Beati Paoli

di Luigi Natoli

parte seconda, capitolo 19

Italiano English

Quel Messinese era un uomo così piacevole, e sapeva tante curiose storielle delle famiglie nobilesche di Palermo, che Blasco invece di fermarsi a Trabia, tirò innanzi fino alla prossima città di Termini. Si erano fermati qualche ora, a mezza strada, nel fondaco della Milicia, per dare la biada alle bestie e prendere un boccone; e ciò aveva ritardato un po' il viaggio, cosicchè giunsero a Termini, andando di passo, poco prima dell'Ave.

A Trabia, Blasco voleva fermarsi per imboccare il sentiero che conduceva a Caccamo, ma il Messinese lo persuase a pernottare a Termini.

"Vossignoria viaggerebbe di notte, e giungerebbe di notte a Caccamo; invece, se pernotta a Termini, questa le offre maggiori comodità, perché ci sono fondachi grandi; potrebbe partire domattina per Caccamo. Da Termini ci si va in poche ore."

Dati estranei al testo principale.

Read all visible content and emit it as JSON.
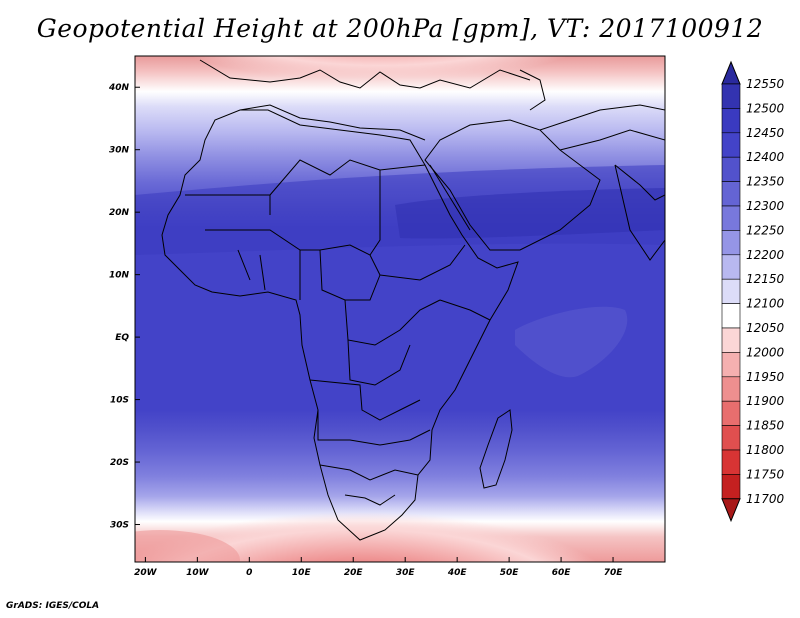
{
  "title": "Geopotential Height at 200hPa [gpm], VT: 2017100912",
  "credit": "GrADS: IGES/COLA",
  "map": {
    "lon_ticks": [
      {
        "lon": -20,
        "label": "20W"
      },
      {
        "lon": -10,
        "label": "10W"
      },
      {
        "lon": 0,
        "label": "0"
      },
      {
        "lon": 10,
        "label": "10E"
      },
      {
        "lon": 20,
        "label": "20E"
      },
      {
        "lon": 30,
        "label": "30E"
      },
      {
        "lon": 40,
        "label": "40E"
      },
      {
        "lon": 50,
        "label": "50E"
      },
      {
        "lon": 60,
        "label": "60E"
      },
      {
        "lon": 70,
        "label": "70E"
      }
    ],
    "lat_ticks": [
      {
        "lat": 40,
        "label": "40N"
      },
      {
        "lat": 30,
        "label": "30N"
      },
      {
        "lat": 20,
        "label": "20N"
      },
      {
        "lat": 10,
        "label": "10N"
      },
      {
        "lat": 0,
        "label": "EQ"
      },
      {
        "lat": -10,
        "label": "10S"
      },
      {
        "lat": -20,
        "label": "20S"
      },
      {
        "lat": -30,
        "label": "30S"
      }
    ],
    "lon_range": [
      -22,
      80
    ],
    "lat_range": [
      -36,
      45
    ]
  },
  "colorbar": {
    "levels": [
      "12550",
      "12500",
      "12450",
      "12400",
      "12350",
      "12300",
      "12250",
      "12200",
      "12150",
      "12100",
      "12050",
      "12000",
      "11950",
      "11900",
      "11850",
      "11800",
      "11750",
      "11700"
    ],
    "colors": [
      "#2a2a9e",
      "#3333b0",
      "#3a3ac0",
      "#4343c8",
      "#5252cc",
      "#6464d4",
      "#7878dc",
      "#9595e6",
      "#b8b8f0",
      "#dcdcf8",
      "#ffffff",
      "#fbd6d6",
      "#f5b0b0",
      "#ee8f8f",
      "#e86e6e",
      "#e04f4f",
      "#d83434",
      "#c42020",
      "#a81818"
    ]
  }
}
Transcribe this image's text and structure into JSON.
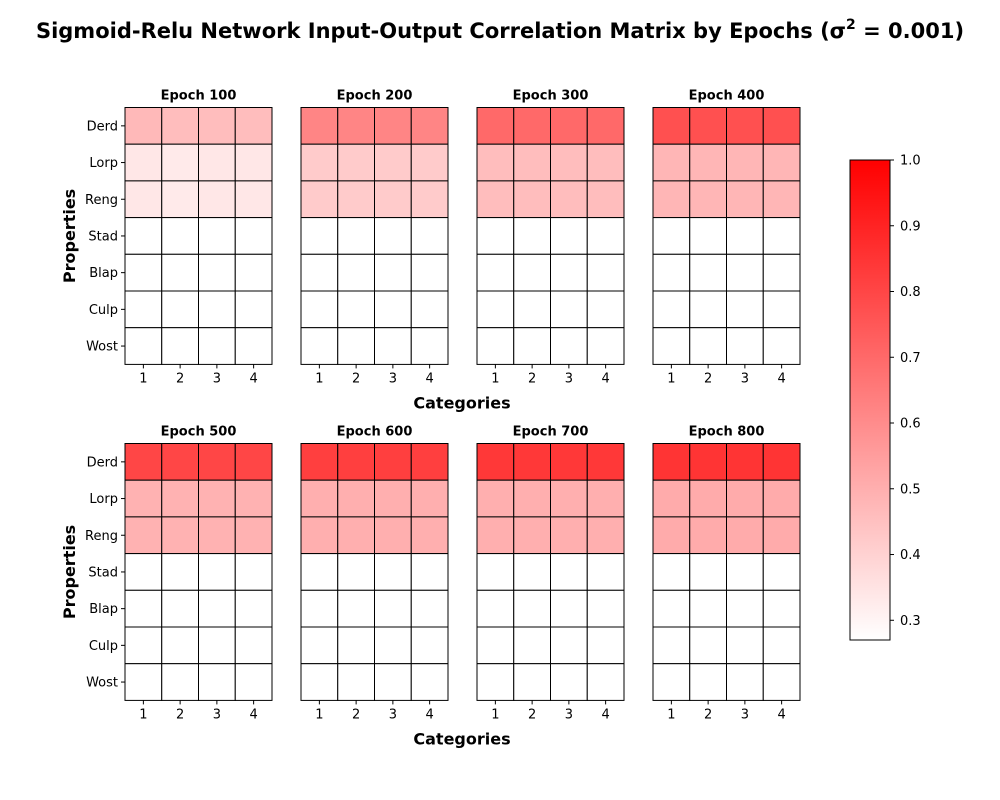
{
  "chart_data": {
    "type": "heatmap",
    "title": "Sigmoid-Relu Network Input-Output Correlation Matrix by Epochs (σ",
    "title_superscript": "2",
    "title_suffix": " = 0.001)",
    "xlabel": "Categories",
    "ylabel": "Properties",
    "rows": [
      "Derd",
      "Lorp",
      "Reng",
      "Stad",
      "Blap",
      "Culp",
      "Wost"
    ],
    "columns": [
      "1",
      "2",
      "3",
      "4"
    ],
    "colorbar": {
      "min": 0.27,
      "max": 1.0,
      "ticks": [
        "0.3",
        "0.4",
        "0.5",
        "0.6",
        "0.7",
        "0.8",
        "0.9",
        "1.0"
      ],
      "color_low": "#ffffff",
      "color_high": "#ff0000"
    },
    "panels": [
      {
        "title": "Epoch 100",
        "values": [
          [
            0.47,
            0.46,
            0.46,
            0.46
          ],
          [
            0.34,
            0.33,
            0.34,
            0.34
          ],
          [
            0.34,
            0.33,
            0.34,
            0.34
          ],
          [
            0.27,
            0.27,
            0.27,
            0.27
          ],
          [
            0.27,
            0.27,
            0.27,
            0.27
          ],
          [
            0.27,
            0.27,
            0.27,
            0.27
          ],
          [
            0.27,
            0.27,
            0.27,
            0.27
          ]
        ]
      },
      {
        "title": "Epoch 200",
        "values": [
          [
            0.62,
            0.62,
            0.62,
            0.62
          ],
          [
            0.42,
            0.42,
            0.42,
            0.42
          ],
          [
            0.42,
            0.42,
            0.42,
            0.42
          ],
          [
            0.27,
            0.27,
            0.27,
            0.27
          ],
          [
            0.27,
            0.27,
            0.27,
            0.27
          ],
          [
            0.27,
            0.27,
            0.27,
            0.27
          ],
          [
            0.27,
            0.27,
            0.27,
            0.27
          ]
        ]
      },
      {
        "title": "Epoch 300",
        "values": [
          [
            0.7,
            0.7,
            0.7,
            0.7
          ],
          [
            0.46,
            0.46,
            0.46,
            0.46
          ],
          [
            0.46,
            0.46,
            0.46,
            0.46
          ],
          [
            0.27,
            0.27,
            0.27,
            0.27
          ],
          [
            0.27,
            0.27,
            0.27,
            0.27
          ],
          [
            0.27,
            0.27,
            0.27,
            0.27
          ],
          [
            0.27,
            0.27,
            0.27,
            0.27
          ]
        ]
      },
      {
        "title": "Epoch 400",
        "values": [
          [
            0.77,
            0.77,
            0.77,
            0.77
          ],
          [
            0.48,
            0.48,
            0.48,
            0.48
          ],
          [
            0.48,
            0.48,
            0.48,
            0.48
          ],
          [
            0.27,
            0.27,
            0.27,
            0.27
          ],
          [
            0.27,
            0.27,
            0.27,
            0.27
          ],
          [
            0.27,
            0.27,
            0.27,
            0.27
          ],
          [
            0.27,
            0.27,
            0.27,
            0.27
          ]
        ]
      },
      {
        "title": "Epoch 500",
        "values": [
          [
            0.8,
            0.8,
            0.8,
            0.8
          ],
          [
            0.49,
            0.49,
            0.49,
            0.49
          ],
          [
            0.49,
            0.49,
            0.49,
            0.49
          ],
          [
            0.27,
            0.27,
            0.27,
            0.27
          ],
          [
            0.27,
            0.27,
            0.27,
            0.27
          ],
          [
            0.27,
            0.27,
            0.27,
            0.27
          ],
          [
            0.27,
            0.27,
            0.27,
            0.27
          ]
        ]
      },
      {
        "title": "Epoch 600",
        "values": [
          [
            0.82,
            0.82,
            0.82,
            0.82
          ],
          [
            0.5,
            0.5,
            0.5,
            0.5
          ],
          [
            0.5,
            0.5,
            0.5,
            0.5
          ],
          [
            0.27,
            0.27,
            0.27,
            0.27
          ],
          [
            0.27,
            0.27,
            0.27,
            0.27
          ],
          [
            0.27,
            0.27,
            0.27,
            0.27
          ],
          [
            0.27,
            0.27,
            0.27,
            0.27
          ]
        ]
      },
      {
        "title": "Epoch 700",
        "values": [
          [
            0.84,
            0.84,
            0.84,
            0.84
          ],
          [
            0.5,
            0.5,
            0.5,
            0.5
          ],
          [
            0.5,
            0.5,
            0.5,
            0.5
          ],
          [
            0.27,
            0.27,
            0.27,
            0.27
          ],
          [
            0.27,
            0.27,
            0.27,
            0.27
          ],
          [
            0.27,
            0.27,
            0.27,
            0.27
          ],
          [
            0.27,
            0.27,
            0.27,
            0.27
          ]
        ]
      },
      {
        "title": "Epoch 800",
        "values": [
          [
            0.85,
            0.85,
            0.85,
            0.85
          ],
          [
            0.51,
            0.51,
            0.51,
            0.51
          ],
          [
            0.51,
            0.51,
            0.51,
            0.51
          ],
          [
            0.27,
            0.27,
            0.27,
            0.27
          ],
          [
            0.27,
            0.27,
            0.27,
            0.27
          ],
          [
            0.27,
            0.27,
            0.27,
            0.27
          ],
          [
            0.27,
            0.27,
            0.27,
            0.27
          ]
        ]
      }
    ]
  }
}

Il Messinese diceva bene e Blasco si lasciò persuadere. Smontarono a un fondaco, che per i tempi, poteva anche passare per una locanda, disponendo di qualche camera ariosa ed avendo accanto, come una appendice naturale, un'osteria.

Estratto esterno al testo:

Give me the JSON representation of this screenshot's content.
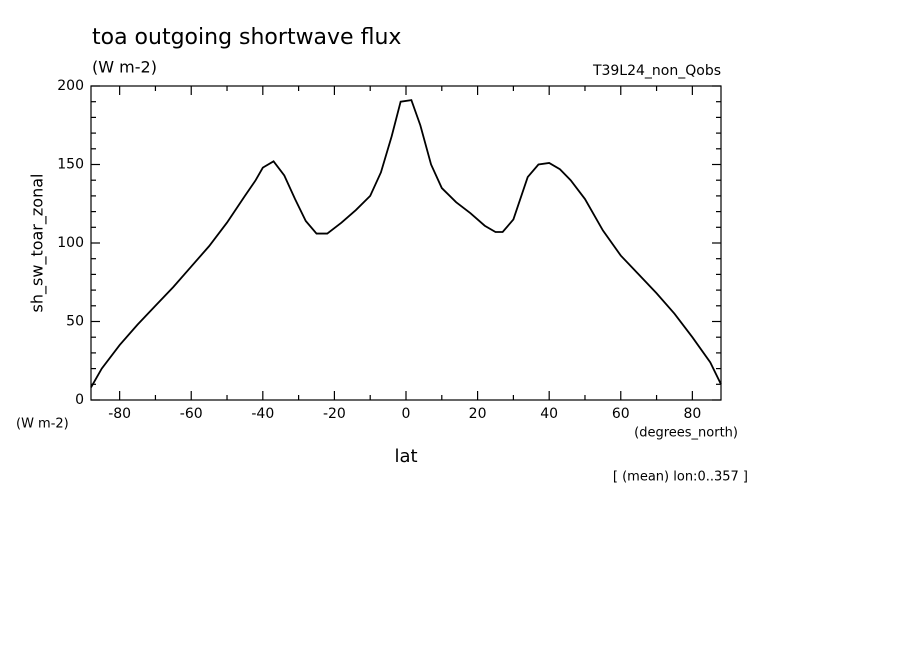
{
  "chart_data": {
    "type": "line",
    "title": "toa outgoing shortwave flux",
    "subtitle": "(W m-2)",
    "run_label": "T39L24_non_Qobs",
    "y_label": "sh_sw_toar_zonal",
    "y_units": "(W m-2)",
    "x_label": "lat",
    "x_units": "(degrees_north)",
    "note": "[ (mean) lon:0..357 ]",
    "x": [
      -88,
      -85,
      -80,
      -75,
      -70,
      -65,
      -60,
      -55,
      -50,
      -45,
      -42,
      -40,
      -37,
      -34,
      -31,
      -28,
      -25,
      -22,
      -18,
      -14,
      -10,
      -7,
      -4,
      -1.5,
      1.5,
      4,
      7,
      10,
      14,
      18,
      22,
      25,
      27,
      30,
      34,
      37,
      40,
      43,
      46,
      50,
      55,
      60,
      65,
      70,
      75,
      80,
      85,
      88
    ],
    "series": [
      {
        "name": "sh_sw_toar_zonal",
        "color": "#000000",
        "values": [
          8,
          20,
          35,
          48,
          60,
          72,
          85,
          98,
          113,
          130,
          140,
          148,
          152,
          143,
          128,
          114,
          106,
          106,
          113,
          121,
          130,
          145,
          168,
          190,
          191,
          175,
          150,
          135,
          126,
          119,
          111,
          107,
          107,
          115,
          142,
          150,
          151,
          147,
          140,
          128,
          108,
          92,
          80,
          68,
          55,
          40,
          24,
          10
        ]
      }
    ],
    "xlim": [
      -88,
      88
    ],
    "ylim": [
      0,
      200
    ],
    "xticks": [
      -80,
      -60,
      -40,
      -20,
      0,
      20,
      40,
      60,
      80
    ],
    "yticks": [
      0,
      50,
      100,
      150,
      200
    ],
    "xminorticks": [
      -70,
      -50,
      -30,
      -10,
      10,
      30,
      50,
      70
    ],
    "yminorticks": [
      10,
      20,
      30,
      40,
      60,
      70,
      80,
      90,
      110,
      120,
      130,
      140,
      160,
      170,
      180,
      190
    ],
    "grid": false
  }
}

Poco innanzi la mezzanotte il Messinese, che dormiva nella stessa camera di Blasco sopra un pagliericcio, si svegliò e tese l'orecchio.

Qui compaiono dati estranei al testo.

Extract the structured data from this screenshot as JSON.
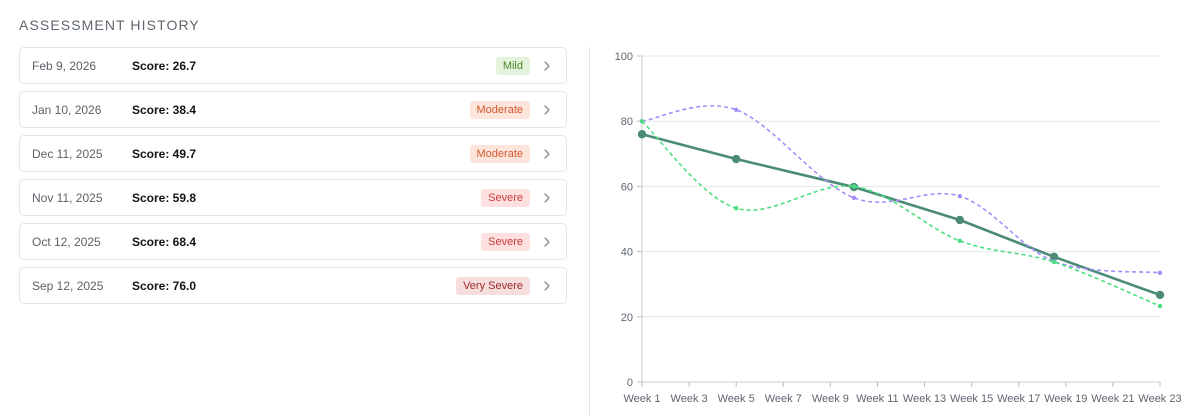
{
  "section_title": "ASSESSMENT HISTORY",
  "assessments": [
    {
      "date": "Feb 9, 2026",
      "score": "Score: 26.7",
      "severity": "Mild",
      "severity_class": "mild"
    },
    {
      "date": "Jan 10, 2026",
      "score": "Score: 38.4",
      "severity": "Moderate",
      "severity_class": "moderate"
    },
    {
      "date": "Dec 11, 2025",
      "score": "Score: 49.7",
      "severity": "Moderate",
      "severity_class": "moderate"
    },
    {
      "date": "Nov 11, 2025",
      "score": "Score: 59.8",
      "severity": "Severe",
      "severity_class": "severe"
    },
    {
      "date": "Oct 12, 2025",
      "score": "Score: 68.4",
      "severity": "Severe",
      "severity_class": "severe"
    },
    {
      "date": "Sep 12, 2025",
      "score": "Score: 76.0",
      "severity": "Very Severe",
      "severity_class": "very-severe"
    }
  ],
  "chart_data": {
    "type": "line",
    "categories": [
      "Week 1",
      "Week 3",
      "Week 5",
      "Week 7",
      "Week 9",
      "Week 11",
      "Week 13",
      "Week 15",
      "Week 17",
      "Week 19",
      "Week 21",
      "Week 23"
    ],
    "ylim": [
      0,
      100
    ],
    "yticks": [
      0,
      20,
      40,
      60,
      80,
      100
    ],
    "grid": true,
    "series": [
      {
        "color": "#4b8b78",
        "style": "solid",
        "points": [
          [
            1,
            76
          ],
          [
            5,
            68.4
          ],
          [
            10,
            59.8
          ],
          [
            14.5,
            49.7
          ],
          [
            18.5,
            38.4
          ],
          [
            23,
            26.7
          ]
        ]
      },
      {
        "color": "#a78bfa",
        "style": "dashed",
        "points": [
          [
            1,
            80
          ],
          [
            5,
            83.5
          ],
          [
            10,
            56.5
          ],
          [
            14.5,
            57
          ],
          [
            18.5,
            37
          ],
          [
            23,
            33.5
          ]
        ]
      },
      {
        "color": "#4ade80",
        "style": "dashed",
        "points": [
          [
            1,
            80
          ],
          [
            5,
            53.3
          ],
          [
            10,
            60
          ],
          [
            14.5,
            43.3
          ],
          [
            18.5,
            36.8
          ],
          [
            23,
            23.3
          ]
        ]
      }
    ]
  }
}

"Qualcuno deve essere arrivato; - pensò, - per bacco, è così tardi!... Ecco un viaggiatore che ha fretta".

Udì il fondacaro dire:

"Sua Riverenza perdoni, ma bisogna che s'aggiusti alla meglio; sono arrivati due viaggiatori... uno è un cavaliere e hanno occupato la camera... Le accomoderò un letto qui..."

"Non importa, non importa... Ripartirò all'alba. Se fossi arrivato più presto, sarei andato al convento di San Domenico qui vicino, ma non ho voluto disturbare quei frati."

Dissero qualche altra parola; il Messinese pensò: "È un prete".

E si riaddormentò. All'alba Blasco, si levò per partire, e fece sellare il cavallo: il Messinese si levò anche lui.

"Stanotte," disse "è arrivato un altro viaggiatore e partirà adesso; dev'essere un prete. Quella sarà la sua mula."

Indicò una mula robusta che il mozzo stava sellando. In quel mentre, discese nella stalla un abate, che dato uno sguardo intorno e veduto Blasco, non potè padroneggiare un lieve moto di stupore. Il Messinese lo guardò a sua volta con una espressione di meraviglia, che ben tosto celò sotto la più perfetta indifferenza, ma si capiva che era preso da una grande curiosità e da un vivo desiderio di parlare. Intanto che aiutava Blasco a montare a cavallo e lo accompagnava fuori del fondaco, gli disse rapidamente e a voce bassa:

"Vossignoria non si volti, e finga di non ascoltare. Sa chi è quell'abate?"

"Io? no..."

"Matteo Lo Vecchio, il capo degli algozini..."

"Oh!.."

"Se è travestito a quel modo, vuol dire che ha qualche cosa grossa per le mani..."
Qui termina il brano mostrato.